She is lost; she wants her mommy; she holds in her hand a purple, heart-shaped balloon. That’s the way developers Ovosonico aptly portray this quirky new Vita title. With Massimo Guarini (No More Heroes, Shadows of the Damned) directing and an Edward Gorey-inspired take on visuals, Murasaki Baby is not short of creative flair, but does it succeed in other departments? We dived in to see if this is one balloon that just keeps on rising, or one that just… blows.
Game: Murasaki Baby
Reviewed on: PS Vita
It’s clear from the outset that Murasaki Baby is all about visual substance and for the most part it works in the game’s favour. The Edward Gorey influenced sketched art direction looks genuinely haunting amidst the nightmarish landscapes that you must guide the bizarre looking ‘Baby’ through to complete the game. She’s endearing, though. It’s difficult not to like someone holding a heart-shaped balloon, even if her mouth resides oddly on her forehead and she grows particularly antsy when her comfort balloon gets away from her.
You’ll find for the majority of the game that she’ll refuse to move, too. So using the Vita touch screen you’ll take her hand and drag her in the direction you need to go, making sure to protect her beloved balloon that acts as her life, or perhaps even her resolve to power through the unnerving landscape that lie ahead. The animation is all-round gorgeous. Nothing ever feels static and you’ll always know how Baby feels about her situation as she smiles gleefully when feeling safe, reluctantly struggles against your guidance, or even falls over if you tug a bit too hard on her hand.
It’s not an overly complicated foreground and the visuals remain uncluttered in an obvious effort to aid the gameplay mechanics that rely heavily on clever use of the Vita’s back plate and the in-game backgrounds. You’ll meet some weird and wonderful characters in game that hinder and sometimes help your progress, some of which will also be holding a balloon. Bearing in mind Baby’s affection towards her own balloon, it seems intensely mean that you’re required to pop the balloons of these other characters in order to unlock a new background, but ultimately it is your only way forward.
Swiping the back plate left or right on the Vita will switch between landscapes you’ve acquired in that world, and each one offers a new way to deal with enemies or platforming puzzles.
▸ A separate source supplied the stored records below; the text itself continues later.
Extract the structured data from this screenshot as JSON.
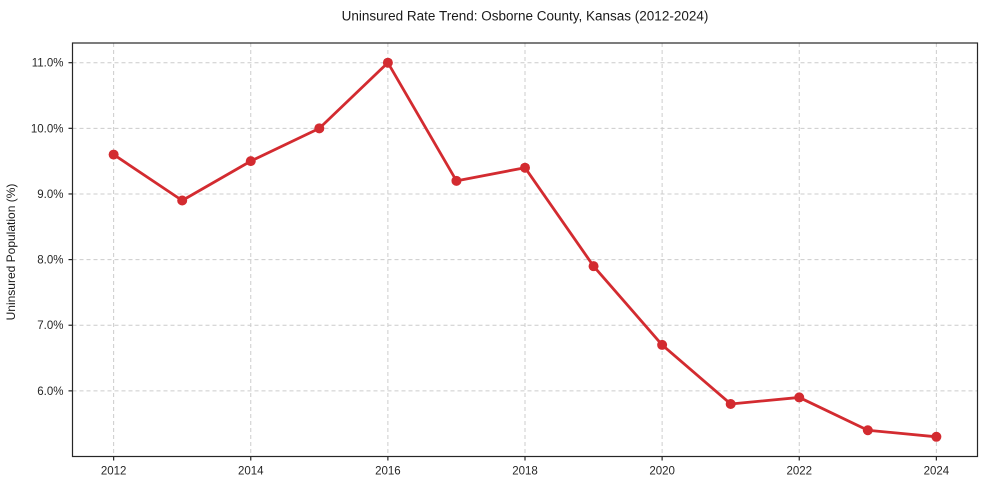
{
  "chart_data": {
    "type": "line",
    "title": "Uninsured Rate Trend: Osborne County, Kansas (2012-2024)",
    "xlabel": "",
    "ylabel": "Uninsured Population (%)",
    "x": [
      2012,
      2013,
      2014,
      2015,
      2016,
      2017,
      2018,
      2019,
      2020,
      2021,
      2022,
      2023,
      2024
    ],
    "values": [
      9.6,
      8.9,
      9.5,
      10.0,
      11.0,
      9.2,
      9.4,
      7.9,
      6.7,
      5.8,
      5.9,
      5.4,
      5.3
    ],
    "xlim": [
      2011.4,
      2024.6
    ],
    "ylim": [
      5.0,
      11.3
    ],
    "xticks": [
      2012,
      2014,
      2016,
      2018,
      2020,
      2022,
      2024
    ],
    "xtick_labels": [
      "2012",
      "2014",
      "2016",
      "2018",
      "2020",
      "2022",
      "2024"
    ],
    "yticks": [
      6,
      7,
      8,
      9,
      10,
      11
    ],
    "ytick_labels": [
      "6.0%",
      "7.0%",
      "8.0%",
      "9.0%",
      "10.0%",
      "11.0%"
    ],
    "grid": true,
    "grid_style": "dashed",
    "legend": false,
    "marker": "circle",
    "colors": {
      "line": "#d32b30",
      "marker": "#d32b30",
      "grid": "#cccccc",
      "spine": "#262626",
      "tick_text": "#262626",
      "background": "#ffffff"
    }
  }
}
For example, one background allows you to tap gusts of wind through the level to nullify a bunch of flying safety-pins (a balloon’s worst enemy). Others might provide a room full of TV’s to distract enemies, fill a lake with rain to raise a boat, or even reveal hidden paths not visible in other backgrounds. It’s actually quite ingenious and it does well to create variety and interest in a game which is essentially about guiding an infant from one end of a level to the other. Imagine a world where Lemmings are too stubborn to move at all and are scared of, well… everything, then you’ll have a vague idea of what Murasaki Baby is at its roots.
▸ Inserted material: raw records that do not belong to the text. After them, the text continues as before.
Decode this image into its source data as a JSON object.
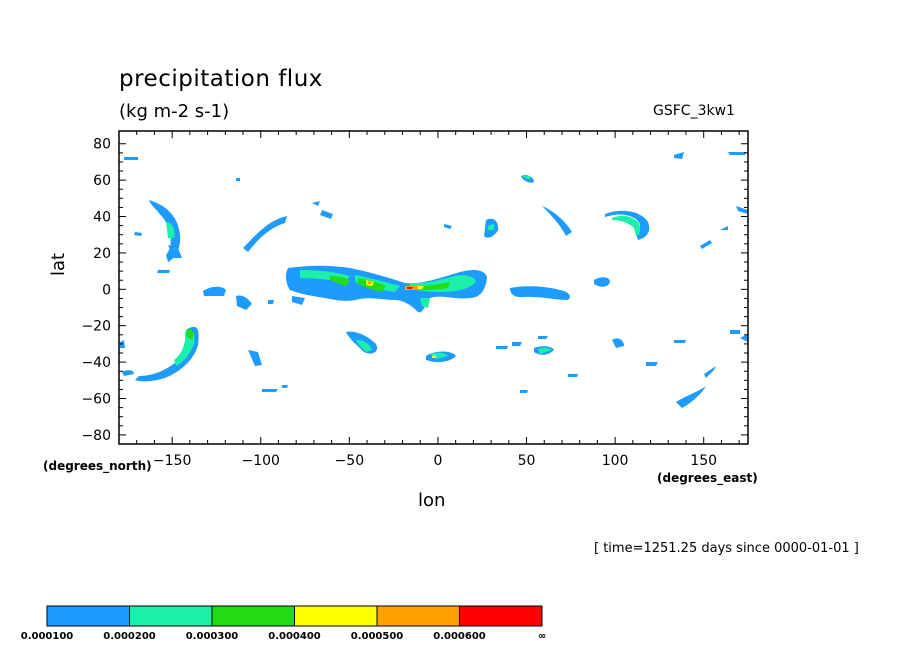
{
  "chart_data": {
    "type": "heatmap",
    "title": "precipitation flux",
    "units_label": "(kg m-2 s-1)",
    "source_label": "GSFC_3kw1",
    "xlabel": "lon",
    "ylabel": "lat",
    "x_units_label": "(degrees_east)",
    "y_units_label": "(degrees_north)",
    "xlim": [
      -180,
      175
    ],
    "ylim": [
      -85,
      87
    ],
    "x_ticks": [
      -150,
      -100,
      -50,
      0,
      50,
      100,
      150
    ],
    "x_tick_labels": [
      "−150",
      "−100",
      "−50",
      "0",
      "50",
      "100",
      "150"
    ],
    "y_ticks": [
      80,
      60,
      40,
      20,
      0,
      -20,
      -40,
      -60,
      -80
    ],
    "y_tick_labels": [
      "80",
      "60",
      "40",
      "20",
      "0",
      "−20",
      "−40",
      "−60",
      "−80"
    ],
    "time_label": "[ time=1251.25 days since 0000-01-01 ]",
    "levels": [
      {
        "label": "0.000100",
        "color": "#1e9bff"
      },
      {
        "label": "0.000200",
        "color": "#1cf0a8"
      },
      {
        "label": "0.000300",
        "color": "#22dc16"
      },
      {
        "label": "0.000400",
        "color": "#ffff00"
      },
      {
        "label": "0.000500",
        "color": "#ffa000"
      },
      {
        "label": "0.000600",
        "color": "#ff0000"
      },
      {
        "label": "∞",
        "color": null
      }
    ],
    "regions": [
      {
        "lon": [
          -170,
          -140
        ],
        "lat": [
          47,
          30
        ],
        "level": 1
      },
      {
        "lon": [
          -140,
          -175
        ],
        "lat": [
          -25,
          -50
        ],
        "level": 1
      },
      {
        "lon": [
          -100,
          -85
        ],
        "lat": [
          38,
          22
        ],
        "level": 1
      },
      {
        "lon": [
          -85,
          25
        ],
        "lat": [
          8,
          -5
        ],
        "level": 2
      },
      {
        "lon": [
          -40,
          -30
        ],
        "lat": [
          4,
          1
        ],
        "level": 4
      },
      {
        "lon": [
          -18,
          -12
        ],
        "lat": [
          1,
          -1
        ],
        "level": 6
      },
      {
        "lon": [
          30,
          70
        ],
        "lat": [
          0,
          -5
        ],
        "level": 1
      },
      {
        "lon": [
          105,
          120
        ],
        "lat": [
          42,
          30
        ],
        "level": 1
      },
      {
        "lon": [
          -45,
          -35
        ],
        "lat": [
          -25,
          -35
        ],
        "level": 1
      },
      {
        "lon": [
          -5,
          5
        ],
        "lat": [
          -38,
          -40
        ],
        "level": 2
      },
      {
        "lon": [
          55,
          65
        ],
        "lat": [
          -32,
          -37
        ],
        "level": 2
      }
    ]
  }
}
The puzzles are simple but do feel rewarding. You’ll never be stuck for more than a brief moment, but dragging light bulbs into a cave and tapping the Vita to wake a swarm of bats, or scaring off an antagonist by setting of jack-in-the-boxes in a background is insanely charming. Because of Murasaki Baby’s eccentricity, there’s always a certain level of intrigue as to what’s on the next screen or through that next door. That, along with some wonderful presentation, make up the game’s biggest strengths.
Everything you do from puzzles to movement utilises the PlayStation Vita’s touch capabilities. For the most part this aids the experience and makes it more interesting to play, such as the hand holding for instance. It does have some problems, though. Moving Baby isn’t always as intuitive as it could be, as you fumble at the touch screen trying to grab her tiny hand whilst incoming objects threaten to pop her balloon. Other times you’re asked to do a certain amount of touch-screen multitasking such as guiding her balloon away from danger whilst pulling her along at the same time; or holding an umbrella over her head whilst scampering away from incoming projectiles from above.
Because of those tasks I found myself placing the Vita down on a flat surface to make life easier, which created its own problems when I needed to access the back plate to change a background. Pick up, put down, swipe, tap front, tap back, pick up, swipe – you can probably see where I’m going with this. Then of course, by multi-tasking the front touch screen of the Vita you’ll inadvertently end up covering half the screen with your hands, and my hands aren’t as pretty as the game is, even with moisturiser.
Despite any touch-related foibles however, Murasaki Baby remains a uniquely enjoyable experience that’ll keep you entertained for its four to five hours of gameplay. As the game grows more complex with its puzzling, so will your affection for the protagonist as you witness her grow braver and try new things through the adversity of her journey – for that reason, it’s more than worth taking a look at. Even more so if you can be a little patient with the touch controls and Murasaki Baby’s measured pacing, because then the interesting gameplay touches and quirky visuals will undoubtedly do the rest.